Azimut Holding purchased a 10 percent stake in BroadLight in 2022. It announced a $225 million for growth stage consumer and technology companies in 2023. Yorn has called the firm "a natural extension of the client-focused businesses". In 2024, BroadLight invested in Perplexity AI.

== Personal life ==
Yorn lives in Los Angeles, California. His parents moved to Los Angeles in 2000, and his mother became a receptionist at Yorn Levine.

In 1996, he married film producer Julie Silverman in a Jewish ceremony in Tarrytown, New York. They divorced in 2005.

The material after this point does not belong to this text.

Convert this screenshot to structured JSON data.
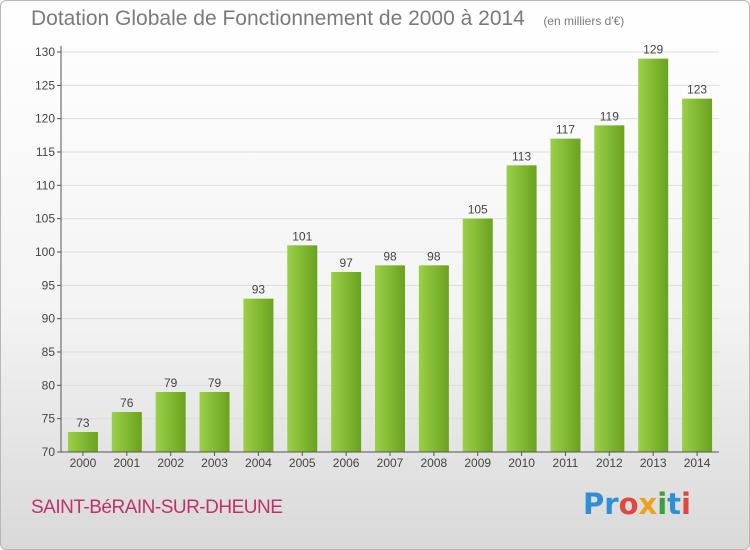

He is an executive producer of the annual Stand Up to Cancer televised fundraising special. Yorn worked with his alma mater, Tulane University, to create funds for its law school's faculty in media law, sports law and intellectual property law. He has also supported the university's Gender & Sexuality Studies program in the School of Liberal Arts. He co-founded the Entertainment & Sports Law Conference at the Tulane University School of Law.